それなのに旦那を亡くした毬恵さんに深い同情を覚える。
浩さんを知る人として彼女と話したかったが、泣き喚く彼女には近づくことすら憚れた。
そうして葬式は終わった。
それから何ヶ月かたった後枷場さんの家に新しい命が生まれたと風の噂で聞いた。
考えてみれば葬式の時彼女のお腹は少し膨れていたような気がする。
浩さんが亡くなった事もあり、より気持ちが落ち込んでいるだろう毬恵さん。
その元に新しい命が生まれ、更にそれを育てるのは今の彼女に大きな負担がかかるだろう。
そこを心配する気持ちもあるが、少しだけ喜ばしさもある。
そして村の人達はというと、当然、彼女の子が生まれた事に対する心象はやはりよろしく無いらしい。
俺はその子たちに会いに行きたかったが、一度だけ浩司さんの線香をあげに家を訪ねた際、毬恵さんから門前払いされてしまっており、彼女にはっきりと拒絶されていた。
そこから時間は経っているが、変わらず毬恵さんは人を特に俺を遠ざけているように思える。
だから俺がその子たちに会うことはないだろう。
俺は何処か心にしこりを感じながらもさらに数年が経った。
高校生になった俺は、葬式の件もあり、心の内では同学生達と袂を分かちつつも、現実では細々と交流していた。
俺は彼らと当たり障りもなく、付かず離れずの友好関係を築いていたが、それが俺の心の影をより大きくしていった。

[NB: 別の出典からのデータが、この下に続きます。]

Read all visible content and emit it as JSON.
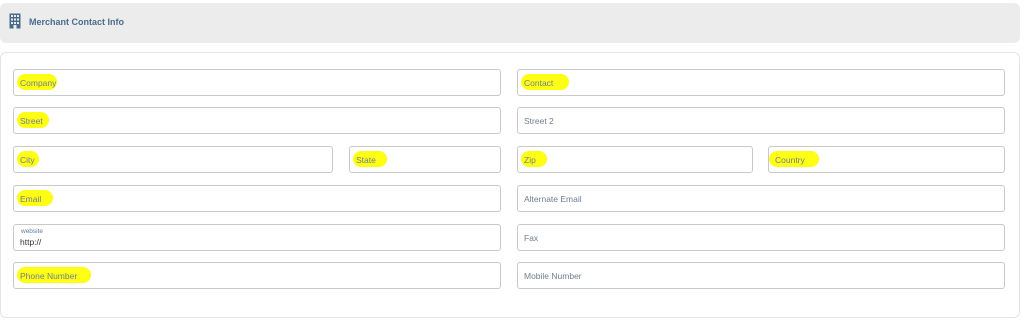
{
  "header": {
    "title": "Merchant Contact Info",
    "icon": "building-icon"
  },
  "colors": {
    "header_bg": "#ececec",
    "title": "#4a6c8c",
    "highlight": "#ffff00",
    "border": "#c9c9c9"
  },
  "fields": {
    "company": "Company",
    "contact": "Contact",
    "street": "Street",
    "street2": "Street 2",
    "city": "City",
    "state": "State",
    "zip": "Zip",
    "country": "Country",
    "email": "Email",
    "alternate_email": "Alternate Email",
    "website_label": "website",
    "website_value": "http://",
    "fax": "Fax",
    "phone": "Phone Number",
    "mobile": "Mobile Number"
  }
}
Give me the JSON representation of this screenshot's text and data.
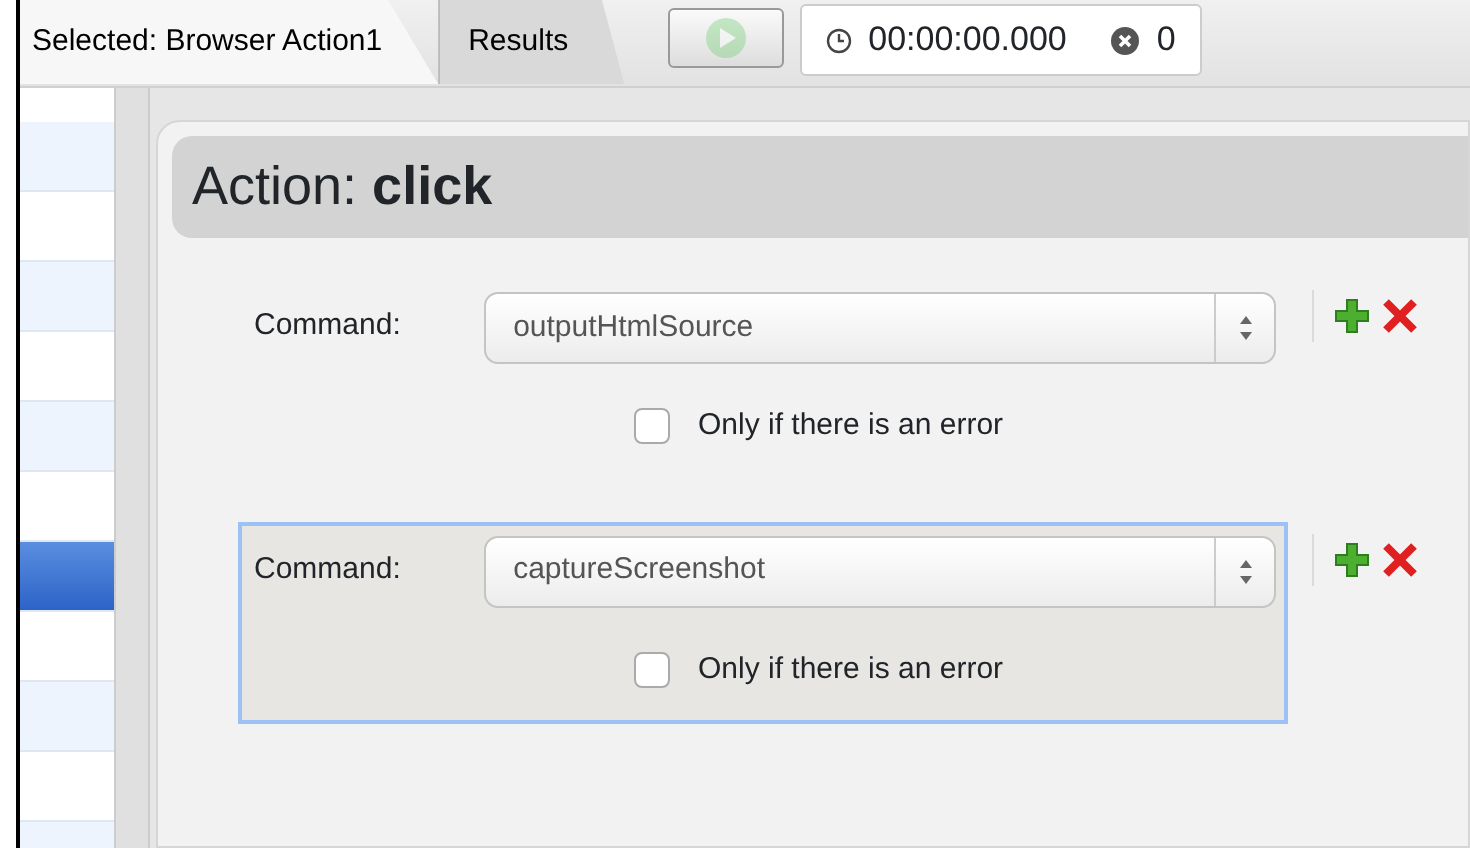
{
  "tabs": [
    {
      "label": "Selected: Browser Action1",
      "selected": true
    },
    {
      "label": "Results",
      "selected": false
    }
  ],
  "toolbar": {
    "play_disabled": true,
    "timer": "00:00:00.000",
    "error_count": "0"
  },
  "sidebar": {
    "rows": [
      {
        "selected": false
      },
      {
        "selected": false
      },
      {
        "selected": false
      },
      {
        "selected": false
      },
      {
        "selected": false
      },
      {
        "selected": false
      },
      {
        "selected": true
      },
      {
        "selected": false
      },
      {
        "selected": false
      },
      {
        "selected": false
      },
      {
        "selected": false
      }
    ]
  },
  "action": {
    "title": "Action: **click**",
    "commands": [
      {
        "label": "Command:",
        "value": "outputHtmlSource",
        "option_label": "Only if there is an error",
        "checked": false,
        "selected": false
      },
      {
        "label": "Command:",
        "value": "captureScreenshot",
        "option_label": "Only if there is an error",
        "checked": false,
        "selected": true
      }
    ]
  }
}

そんな鬱屈した日々を過ごし、細々とある計画を立てていた時、帰り道を歩いていると小さな2人の少女が道で立ち止まっているのが見えた。
少女達は遠くから見ても何かに怯えているのがわかる。
そんな様子のおかしい幼子たちへ、道行く人達は声をかけなかったのだろうか。
まるで世界に敵しかいないかのような、そんな2人の空気は見ていて痛々しく、俺の胸に刺さった。

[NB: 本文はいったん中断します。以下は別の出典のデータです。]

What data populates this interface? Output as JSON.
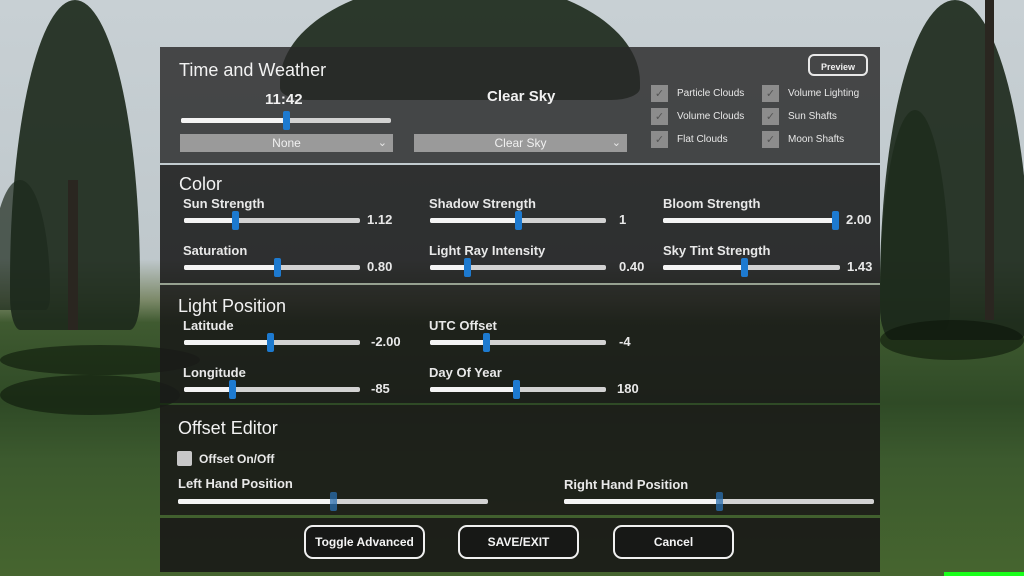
{
  "time_weather": {
    "title": "Time and Weather",
    "time": {
      "label": "11:42",
      "fraction": 0.5
    },
    "time_preset_dropdown": {
      "selected": "None"
    },
    "weather_label": "Clear Sky",
    "weather_dropdown": {
      "selected": "Clear Sky"
    },
    "preview_button": "Preview",
    "checkboxes": [
      {
        "label": "Particle Clouds",
        "checked": true
      },
      {
        "label": "Volume Clouds",
        "checked": true
      },
      {
        "label": "Flat Clouds",
        "checked": true
      },
      {
        "label": "Volume Lighting",
        "checked": true
      },
      {
        "label": "Sun Shafts",
        "checked": true
      },
      {
        "label": "Moon Shafts",
        "checked": true
      }
    ]
  },
  "color": {
    "title": "Color",
    "sliders": [
      {
        "label": "Sun Strength",
        "value": "1.12",
        "fraction": 0.29
      },
      {
        "label": "Shadow Strength",
        "value": "1",
        "fraction": 0.5
      },
      {
        "label": "Bloom Strength",
        "value": "2.00",
        "fraction": 0.98
      },
      {
        "label": "Saturation",
        "value": "0.80",
        "fraction": 0.53
      },
      {
        "label": "Light Ray Intensity",
        "value": "0.40",
        "fraction": 0.21
      },
      {
        "label": "Sky Tint Strength",
        "value": "1.43",
        "fraction": 0.46
      }
    ]
  },
  "light_position": {
    "title": "Light Position",
    "sliders": [
      {
        "label": "Latitude",
        "value": "-2.00",
        "fraction": 0.49
      },
      {
        "label": "UTC Offset",
        "value": "-4",
        "fraction": 0.32
      },
      {
        "label": "Longitude",
        "value": "-85",
        "fraction": 0.27
      },
      {
        "label": "Day Of Year",
        "value": "180",
        "fraction": 0.49
      }
    ]
  },
  "offset_editor": {
    "title": "Offset Editor",
    "toggle": {
      "label": "Offset On/Off",
      "checked": false
    },
    "sliders": [
      {
        "label": "Left Hand Position",
        "fraction": 0.5
      },
      {
        "label": "Right Hand Position",
        "fraction": 0.5
      }
    ]
  },
  "footer": {
    "toggle_advanced": "Toggle Advanced",
    "save_exit": "SAVE/EXIT",
    "cancel": "Cancel"
  },
  "icons": {
    "check": "✓",
    "chevron_down": "⌄"
  },
  "colors": {
    "slider_thumb": "#1d7ad0",
    "panel_bg": "#161616",
    "indicator_green": "#1aff1a"
  }
}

そうしてもしかしてと、怯えているその原因を探ると直ぐ近くに、原因であろう低級の呪霊がいるのが見えた。
恐らく彼女達は呪霊を認識できるのかもしれない。
そして過去の俺のように直接危害を加えられなくても、呪霊から発せられる負の気配による影響があるのだろう。
彼女達にはそれに対処する術はやはり持っていないように見える。
だから恐怖からここから動くこともできず、ただ嵐が去るのを待っているだけのように思える。

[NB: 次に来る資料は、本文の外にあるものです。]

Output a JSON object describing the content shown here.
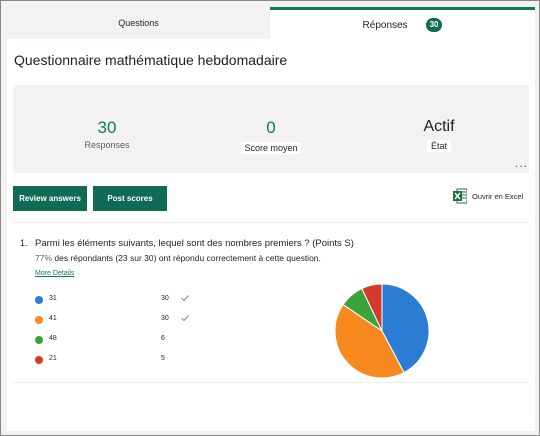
{
  "tabs": {
    "questions_label": "Questions",
    "responses_label": "Réponses",
    "responses_count": "30"
  },
  "form": {
    "title": "Questionnaire mathématique hebdomadaire"
  },
  "summary": {
    "responses_value": "30",
    "responses_caption": "Responses",
    "score_value": "0",
    "score_caption": "Score moyen",
    "status_value": "Actif",
    "status_caption": "État",
    "more_label": "..."
  },
  "actions": {
    "review_label": "Review answers",
    "post_label": "Post scores",
    "excel_label": "Ouvrir en Excel"
  },
  "question": {
    "number": "1.",
    "text": "Parmi les éléments suivants, lequel sont des nombres premiers ? (Points S)",
    "percent": "77%",
    "stat_text": "des répondants (23 sur 30) ont répondu correctement à cette question.",
    "more_details": "More Details"
  },
  "colors": {
    "accent": "#0f6b54",
    "blue": "#2b7cd3",
    "orange": "#f7891e",
    "green": "#3aa33a",
    "red": "#d33a2c"
  },
  "chart_data": {
    "type": "pie",
    "categories": [
      "31",
      "41",
      "48",
      "21"
    ],
    "values": [
      30,
      30,
      6,
      5
    ],
    "correct": [
      true,
      true,
      false,
      false
    ],
    "colors": [
      "#2b7cd3",
      "#f7891e",
      "#3aa33a",
      "#d33a2c"
    ]
  }
}
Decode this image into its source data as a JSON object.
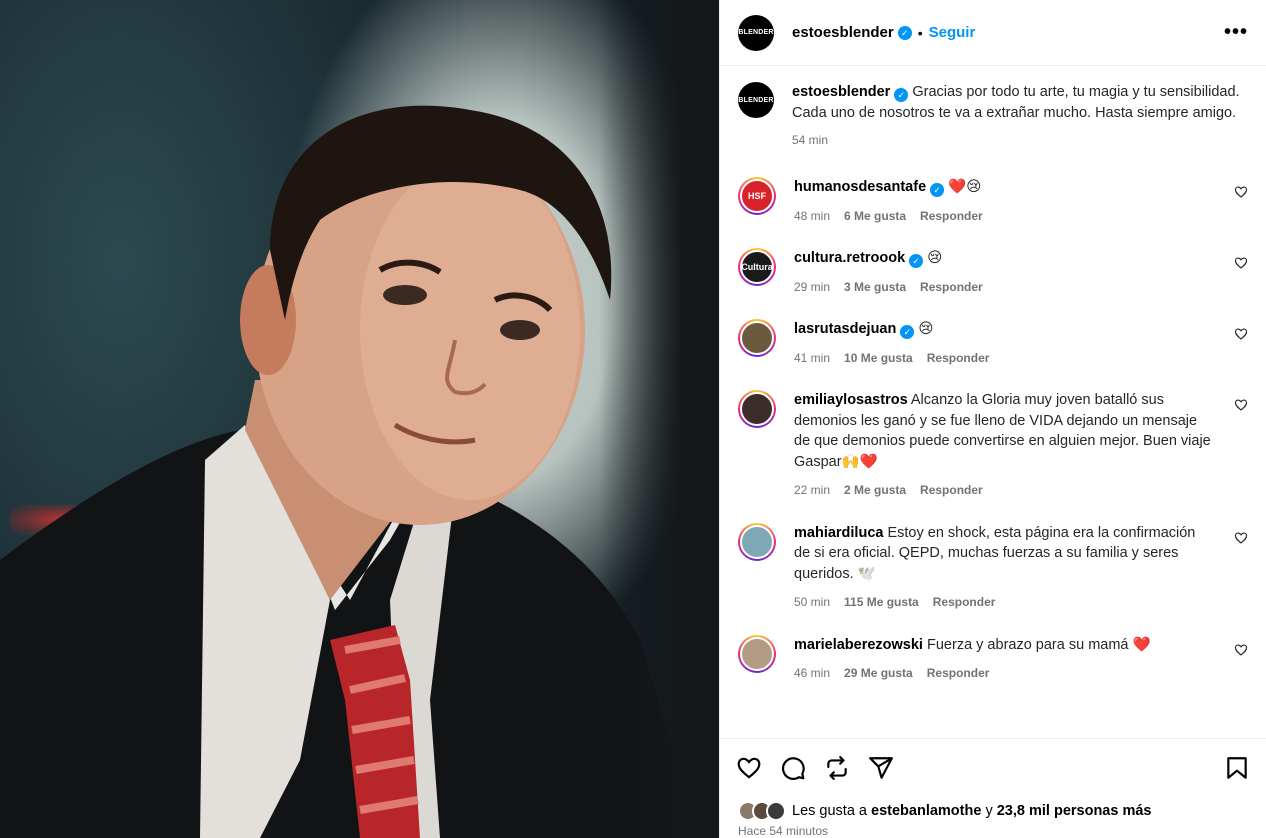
{
  "post": {
    "author": "estoesblender",
    "avatar_text": "BLENDER",
    "follow_label": "Seguir",
    "more_label": "•••",
    "caption": "Gracias por todo tu arte, tu magia y tu sensibilidad. Cada uno de nosotros te va a extrañar mucho. Hasta siempre amigo.",
    "caption_time": "54 min"
  },
  "comments": [
    {
      "user": "humanosdesantafe",
      "verified": true,
      "text": "❤️😢",
      "time": "48 min",
      "likes": "6 Me gusta",
      "reply": "Responder",
      "avatar_text": "HSF",
      "avatar_color": "#d9232a"
    },
    {
      "user": "cultura.retroook",
      "verified": true,
      "text": "😢",
      "time": "29 min",
      "likes": "3 Me gusta",
      "reply": "Responder",
      "avatar_text": "Cultura",
      "avatar_color": "#1a1a1a"
    },
    {
      "user": "lasrutasdejuan",
      "verified": true,
      "text": "😢",
      "time": "41 min",
      "likes": "10 Me gusta",
      "reply": "Responder",
      "avatar_text": "",
      "avatar_color": "#6b5a3e"
    },
    {
      "user": "emiliaylosastros",
      "verified": false,
      "text": "Alcanzo la Gloria muy joven batalló sus demonios les ganó y se fue lleno de VIDA dejando un mensaje de que demonios puede convertirse en alguien mejor. Buen viaje Gaspar🙌❤️",
      "time": "22 min",
      "likes": "2 Me gusta",
      "reply": "Responder",
      "avatar_text": "",
      "avatar_color": "#3b2e2a"
    },
    {
      "user": "mahiardiluca",
      "verified": false,
      "text": "Estoy en shock, esta página era la confirmación de si era oficial. QEPD, muchas fuerzas a su familia y seres queridos. 🕊️",
      "time": "50 min",
      "likes": "115 Me gusta",
      "reply": "Responder",
      "avatar_text": "",
      "avatar_color": "#7fa7b5"
    },
    {
      "user": "marielaberezowski",
      "verified": false,
      "text": "Fuerza y abrazo para su mamá ❤️",
      "time": "46 min",
      "likes": "29 Me gusta",
      "reply": "Responder",
      "avatar_text": "",
      "avatar_color": "#b39b86"
    }
  ],
  "likes_summary": {
    "prefix": "Les gusta a",
    "user": "estebanlamothe",
    "joiner": "y",
    "rest": "23,8 mil personas más"
  },
  "posted_time": "Hace 54 minutos",
  "colors": {
    "accent": "#0095f6",
    "verified": "#0095f6",
    "muted": "#737373"
  }
}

それはまるで俺が浩さんと出会った時の焼き回しのような場面であり、その事に懐かしさと寂しさを感じつつ、呪霊を祓う。
昔は恐ろしかったが、こちらを攻撃する考えすら持つことができない、そんな呪霊だ。
今の俺にはなんて事のない存在であり、呪力を放出しただけで霧散した。
そんな俺の姿を見て2人の子供は更に警戒を強めたようだ。
2人から向けられる視線が強くなったのを感じる。
呪霊を祓っても、むしろ祓ったことで彼女達の警戒心が強まったようだ。
その突き刺さるような視線を受け流しつつ俺は彼女達に声をかける。
あの時の俺に差し伸べられた手のように。今まで理解を得られず、傷つけられてきたであろう彼女達の事を、優しく労り、そして自分は彼女達の味方だと証明するように。
「大丈夫かい?君たちにもさっきの奴が見えていたんだろう?」
そうして声をかけた子供、その少女達の名前は、枷場美々子と菜々子という双子の女の子達だった。